What is, what is true about the way that I [00:24:00] am? Right? What skills do I have? What am I really good at? It might mean that like I'm not really good at doing maybe detail oriented work 'cause I don't like to focus. Maybe I'm better at big picture stuff. You know, like I said, like what time of day do I work better?
What environment do I need it to be quiet Or do I need some background noise? Whatever it is. Like the more you start realizing like. This is the way that my brain naturally likes to work in or does better, and you can set yourself up instead of spending all of your life telling yourself that there's something wrong with you or telling yourself that you need to be different.
Or trying to force yourself to be different. It's such a painful way to live, and I don't want you all doing that. Now, again, I will caveat this. I understand that some of your jobs require you to be a little bit different. Some of your jobs require you to work a certain way. You have to be there at eight.
I understand that. I'm not saying that you. There's, you know, like you can be like, well, I don't work well like this, but like I said, you can start figuring out, okay, what are ways that I can set myself up? Right? Can I do things in the morning that don't require a [00:25:00] lot of brain capacity? Can I try the Pomodoro method and let myself focus and then give myself a break, even though, you know, usually like my boss doesn't care.
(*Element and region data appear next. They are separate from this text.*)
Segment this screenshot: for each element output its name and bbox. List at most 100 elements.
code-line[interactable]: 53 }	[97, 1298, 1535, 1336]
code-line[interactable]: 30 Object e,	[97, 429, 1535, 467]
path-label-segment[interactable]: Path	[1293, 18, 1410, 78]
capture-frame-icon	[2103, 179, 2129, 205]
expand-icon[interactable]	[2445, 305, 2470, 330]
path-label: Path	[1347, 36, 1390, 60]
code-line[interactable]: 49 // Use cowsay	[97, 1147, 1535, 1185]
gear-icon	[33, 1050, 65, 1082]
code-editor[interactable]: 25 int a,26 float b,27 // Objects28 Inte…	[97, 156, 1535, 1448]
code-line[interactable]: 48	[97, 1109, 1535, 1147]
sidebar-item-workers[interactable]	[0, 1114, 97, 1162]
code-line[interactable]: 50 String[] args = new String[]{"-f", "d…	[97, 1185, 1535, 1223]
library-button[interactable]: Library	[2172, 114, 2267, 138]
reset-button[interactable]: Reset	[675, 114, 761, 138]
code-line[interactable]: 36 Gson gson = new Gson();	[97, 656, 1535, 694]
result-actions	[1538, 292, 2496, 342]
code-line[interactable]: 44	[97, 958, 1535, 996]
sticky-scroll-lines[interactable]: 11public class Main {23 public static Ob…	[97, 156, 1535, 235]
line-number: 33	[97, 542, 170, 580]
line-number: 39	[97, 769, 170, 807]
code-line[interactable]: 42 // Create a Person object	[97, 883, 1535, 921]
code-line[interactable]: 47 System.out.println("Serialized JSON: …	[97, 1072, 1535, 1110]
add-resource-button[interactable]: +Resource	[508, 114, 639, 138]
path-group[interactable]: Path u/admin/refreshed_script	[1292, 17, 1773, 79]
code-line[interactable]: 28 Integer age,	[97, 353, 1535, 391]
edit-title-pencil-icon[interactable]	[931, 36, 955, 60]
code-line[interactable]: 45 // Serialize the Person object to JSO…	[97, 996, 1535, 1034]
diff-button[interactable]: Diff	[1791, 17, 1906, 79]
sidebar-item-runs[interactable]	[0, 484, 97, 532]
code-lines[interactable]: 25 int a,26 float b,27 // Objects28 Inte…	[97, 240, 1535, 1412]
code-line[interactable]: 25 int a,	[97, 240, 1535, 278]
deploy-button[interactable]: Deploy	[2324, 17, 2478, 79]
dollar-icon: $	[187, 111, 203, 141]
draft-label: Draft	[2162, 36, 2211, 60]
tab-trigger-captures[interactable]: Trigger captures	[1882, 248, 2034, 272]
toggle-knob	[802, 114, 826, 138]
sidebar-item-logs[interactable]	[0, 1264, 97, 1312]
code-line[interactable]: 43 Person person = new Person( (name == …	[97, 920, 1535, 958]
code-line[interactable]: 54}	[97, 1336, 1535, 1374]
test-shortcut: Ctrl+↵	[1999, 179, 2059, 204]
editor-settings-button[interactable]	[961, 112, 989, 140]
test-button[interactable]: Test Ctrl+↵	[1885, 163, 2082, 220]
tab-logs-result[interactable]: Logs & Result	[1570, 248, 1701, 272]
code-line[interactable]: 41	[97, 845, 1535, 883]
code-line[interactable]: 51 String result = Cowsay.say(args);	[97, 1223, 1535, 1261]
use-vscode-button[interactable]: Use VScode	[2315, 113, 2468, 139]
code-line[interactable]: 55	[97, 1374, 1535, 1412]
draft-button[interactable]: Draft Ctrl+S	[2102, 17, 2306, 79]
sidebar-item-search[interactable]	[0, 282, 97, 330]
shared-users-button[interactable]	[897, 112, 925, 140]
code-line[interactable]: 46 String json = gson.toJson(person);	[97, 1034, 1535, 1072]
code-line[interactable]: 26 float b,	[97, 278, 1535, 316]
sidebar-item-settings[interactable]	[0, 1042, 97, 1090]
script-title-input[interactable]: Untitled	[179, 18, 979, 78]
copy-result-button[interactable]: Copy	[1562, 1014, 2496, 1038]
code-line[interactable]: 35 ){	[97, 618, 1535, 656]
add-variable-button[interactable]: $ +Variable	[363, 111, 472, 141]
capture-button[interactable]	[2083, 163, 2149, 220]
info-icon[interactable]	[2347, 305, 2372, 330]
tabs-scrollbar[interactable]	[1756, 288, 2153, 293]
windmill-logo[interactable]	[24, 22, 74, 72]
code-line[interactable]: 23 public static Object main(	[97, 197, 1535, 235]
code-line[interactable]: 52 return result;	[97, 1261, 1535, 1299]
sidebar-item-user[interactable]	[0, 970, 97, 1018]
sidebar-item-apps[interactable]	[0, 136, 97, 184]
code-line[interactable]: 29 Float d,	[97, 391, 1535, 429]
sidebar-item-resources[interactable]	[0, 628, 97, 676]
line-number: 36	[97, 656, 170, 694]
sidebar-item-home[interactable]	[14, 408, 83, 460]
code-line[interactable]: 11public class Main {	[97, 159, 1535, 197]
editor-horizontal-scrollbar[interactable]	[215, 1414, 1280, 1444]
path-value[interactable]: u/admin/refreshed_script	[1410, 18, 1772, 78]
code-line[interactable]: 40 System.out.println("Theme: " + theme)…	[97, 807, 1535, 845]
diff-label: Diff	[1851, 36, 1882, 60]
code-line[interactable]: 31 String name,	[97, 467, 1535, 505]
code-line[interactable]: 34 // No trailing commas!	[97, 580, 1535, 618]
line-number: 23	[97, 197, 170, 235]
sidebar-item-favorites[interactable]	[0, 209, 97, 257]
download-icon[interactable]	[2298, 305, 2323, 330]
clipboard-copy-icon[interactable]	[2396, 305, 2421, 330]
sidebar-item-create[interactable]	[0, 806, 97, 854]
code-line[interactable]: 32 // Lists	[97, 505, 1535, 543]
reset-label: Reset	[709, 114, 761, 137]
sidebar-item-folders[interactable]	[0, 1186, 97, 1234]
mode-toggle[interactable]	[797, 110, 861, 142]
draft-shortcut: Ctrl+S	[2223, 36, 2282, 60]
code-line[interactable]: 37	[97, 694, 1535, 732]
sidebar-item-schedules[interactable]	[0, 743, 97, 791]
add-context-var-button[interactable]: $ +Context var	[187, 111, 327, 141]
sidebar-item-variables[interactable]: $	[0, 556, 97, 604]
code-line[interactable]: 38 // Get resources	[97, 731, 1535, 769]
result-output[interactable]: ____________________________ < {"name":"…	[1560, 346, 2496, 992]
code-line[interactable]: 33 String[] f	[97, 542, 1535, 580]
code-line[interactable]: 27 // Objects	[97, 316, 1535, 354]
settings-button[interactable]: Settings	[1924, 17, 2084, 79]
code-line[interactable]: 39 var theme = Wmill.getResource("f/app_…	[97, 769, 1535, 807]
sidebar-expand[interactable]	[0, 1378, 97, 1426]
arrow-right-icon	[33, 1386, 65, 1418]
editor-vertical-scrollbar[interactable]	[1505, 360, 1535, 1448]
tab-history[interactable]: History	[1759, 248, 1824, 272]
I'm the one that thinks I should just be glued to my desk for eight hours. So you wanna just like. Evaluate where is there room for me to change? Where is there room for me to like question this? I promise you that when you start accepting how your beautiful brain and your beautiful body work and you start realizing that you're not a robot and that your capacity will change over time and it will change with your age, and it will change with the seasons.
And you start listening to it, life can be a lot easier and a lot less shame filled, right? We can, instead of hating ourselves for the way that we aren't, we can work with ourselves for the way that we are. All right, my friends. So figure out what your capacity is and learn how to work with that and love yourself through that.